Агнес — подлая дура. А между прочим, больше всего ее бесит, что я младше ее. Никак, видите ли, не может запомнить, сколько мне лет. «Как, разве тебе нет пятидесяти?..» Нет, Агнес, милая, мне нет пятидесяти, мне не скоро еще будет пятьдесят, а тебе, дорогая, вот-вот. Я понимаю, обидно: ты ведь жена сына, а я — отца. И все-таки ты старше меня и останешься старше, покуда не помрешь!.. Ни за что не позволю тебе и твоим девочкам воспользоваться нашей долей в издательстве. Мартин его создал, плохо ли, хорошо, столько лет поддерживал и никому не обязан уступать своих прав. Если хочешь знать, мои мальчики Мартину родные сыновья, а твои девочки — всего лишь внучки. Вот так-то, накоси выкуси! Ты живешь, невестушка, в опасном заблуждении, будто тебе выписана охранная грамота, будто ты на веки вечные застрахована и от района бедноты, и от прочих мерзостей. А это, голубушка, не так, никто не застрахован…
Мысли о неотвратимо и, может, даже в эту самую минуту надвигающихся на Агнес разочарованиях смягчают удар от горького известия и слегка утешают.

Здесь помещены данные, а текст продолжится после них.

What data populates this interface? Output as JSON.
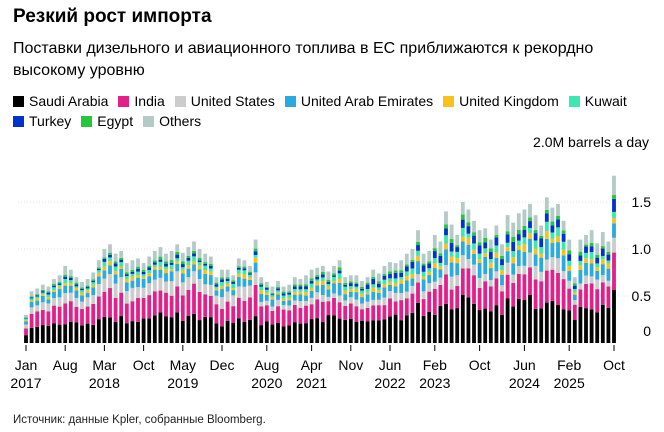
{
  "chart_data": {
    "type": "bar",
    "stacked": true,
    "title": "Резкий рост импорта",
    "subtitle": "Поставки дизельного и авиационного топлива в ЕС приближаются к рекордно высокому уровню",
    "ylabel": "2.0M barrels a day",
    "ylim": [
      0,
      2.0
    ],
    "yticks": [
      {
        "label": "0",
        "value": 0
      },
      {
        "label": "0.5",
        "value": 0.5
      },
      {
        "label": "1.0",
        "value": 1.0
      },
      {
        "label": "1.5",
        "value": 1.5
      }
    ],
    "start": "2017-01",
    "months": 106,
    "xticks": [
      {
        "idx": 0,
        "line1": "Jan",
        "line2": "2017"
      },
      {
        "idx": 7,
        "line1": "Aug",
        "line2": ""
      },
      {
        "idx": 14,
        "line1": "Mar",
        "line2": "2018"
      },
      {
        "idx": 21,
        "line1": "Oct",
        "line2": ""
      },
      {
        "idx": 28,
        "line1": "May",
        "line2": "2019"
      },
      {
        "idx": 35,
        "line1": "Dec",
        "line2": ""
      },
      {
        "idx": 43,
        "line1": "Aug",
        "line2": "2020"
      },
      {
        "idx": 51,
        "line1": "Apr",
        "line2": "2021"
      },
      {
        "idx": 58,
        "line1": "Nov",
        "line2": ""
      },
      {
        "idx": 65,
        "line1": "Jun",
        "line2": "2022"
      },
      {
        "idx": 73,
        "line1": "Feb",
        "line2": "2023"
      },
      {
        "idx": 81,
        "line1": "Oct",
        "line2": ""
      },
      {
        "idx": 89,
        "line1": "Jun",
        "line2": "2024"
      },
      {
        "idx": 97,
        "line1": "Feb",
        "line2": "2025"
      },
      {
        "idx": 105,
        "line1": "Oct",
        "line2": ""
      }
    ],
    "legend": [
      {
        "name": "Saudi Arabia",
        "color": "#000000"
      },
      {
        "name": "India",
        "color": "#e0218a"
      },
      {
        "name": "United States",
        "color": "#cccccc"
      },
      {
        "name": "United Arab Emirates",
        "color": "#29abe2"
      },
      {
        "name": "United Kingdom",
        "color": "#f7c21b"
      },
      {
        "name": "Kuwait",
        "color": "#3be8b0"
      },
      {
        "name": "Turkey",
        "color": "#0033cc"
      },
      {
        "name": "Egypt",
        "color": "#22c83a"
      },
      {
        "name": "Others",
        "color": "#b3cac7"
      }
    ],
    "totals": [
      0.3,
      0.55,
      0.58,
      0.62,
      0.6,
      0.68,
      0.72,
      0.82,
      0.78,
      0.7,
      0.65,
      0.68,
      0.75,
      0.88,
      1.0,
      1.05,
      0.95,
      0.98,
      0.85,
      0.88,
      0.9,
      0.85,
      0.92,
      0.98,
      1.02,
      0.95,
      0.98,
      1.05,
      0.96,
      1.02,
      1.08,
      1.0,
      0.95,
      0.92,
      0.7,
      0.78,
      0.78,
      0.72,
      0.9,
      0.88,
      0.82,
      1.1,
      0.7,
      0.65,
      0.6,
      0.66,
      0.6,
      0.62,
      0.7,
      0.68,
      0.72,
      0.78,
      0.8,
      0.82,
      0.76,
      0.82,
      0.88,
      0.7,
      0.72,
      0.72,
      0.66,
      0.7,
      0.78,
      0.74,
      0.82,
      0.86,
      0.85,
      0.88,
      0.95,
      1.0,
      1.2,
      0.95,
      0.98,
      1.15,
      1.08,
      1.4,
      1.26,
      1.15,
      1.5,
      1.42,
      1.3,
      1.2,
      1.22,
      1.1,
      1.25,
      1.05,
      1.36,
      1.28,
      1.38,
      1.42,
      1.48,
      1.36,
      1.25,
      1.55,
      1.44,
      1.48,
      1.3,
      1.1,
      0.7,
      1.1,
      1.15,
      1.2,
      1.06,
      1.18,
      1.08,
      1.78
    ],
    "notes": "Monthly stacked bars, Jan 2017 – Oct 2025; country split estimated from visual."
  },
  "source": "Источник: данные Kpler, собранные Bloomberg."
}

Я пересаживаюсь поближе к Мартину и принимаюсь гладить его неподвижную, но все-таки теплую руку.
— Не обращай на нее внимания. Не сдавайся, мой витязь, выздоравливай, все будет хорошо. Все еще будет хорошо… А Юханна подождет. Подождет еще немножко: лет десять-пятнадцать. Пока у нас все наладится. И дети подрастут. Что такое какие-то десять-пятнадцать лет против вечности? Она славная женщина, Юханна, и очень терпеливая. Она ведь знает, что в конечном счете ты придешь к ней и вы опять будете вместе и счастливы. Ну, капельку поспорите, кому ехать в город сегодня, а кому — завтра, а потом помиритесь. Меня ты, скорее всего, там и не вспомнишь. А если вспомнишь, то только как смутную, неясную тень. Немного обидно, но что делать — все права на ее стороне, как бы я ни старалась, мне не удастся смутить вашу великую любовь. Вечную и незыблемую, крепкую, как скала, любовь. И еще более незыблемую добропорядочность.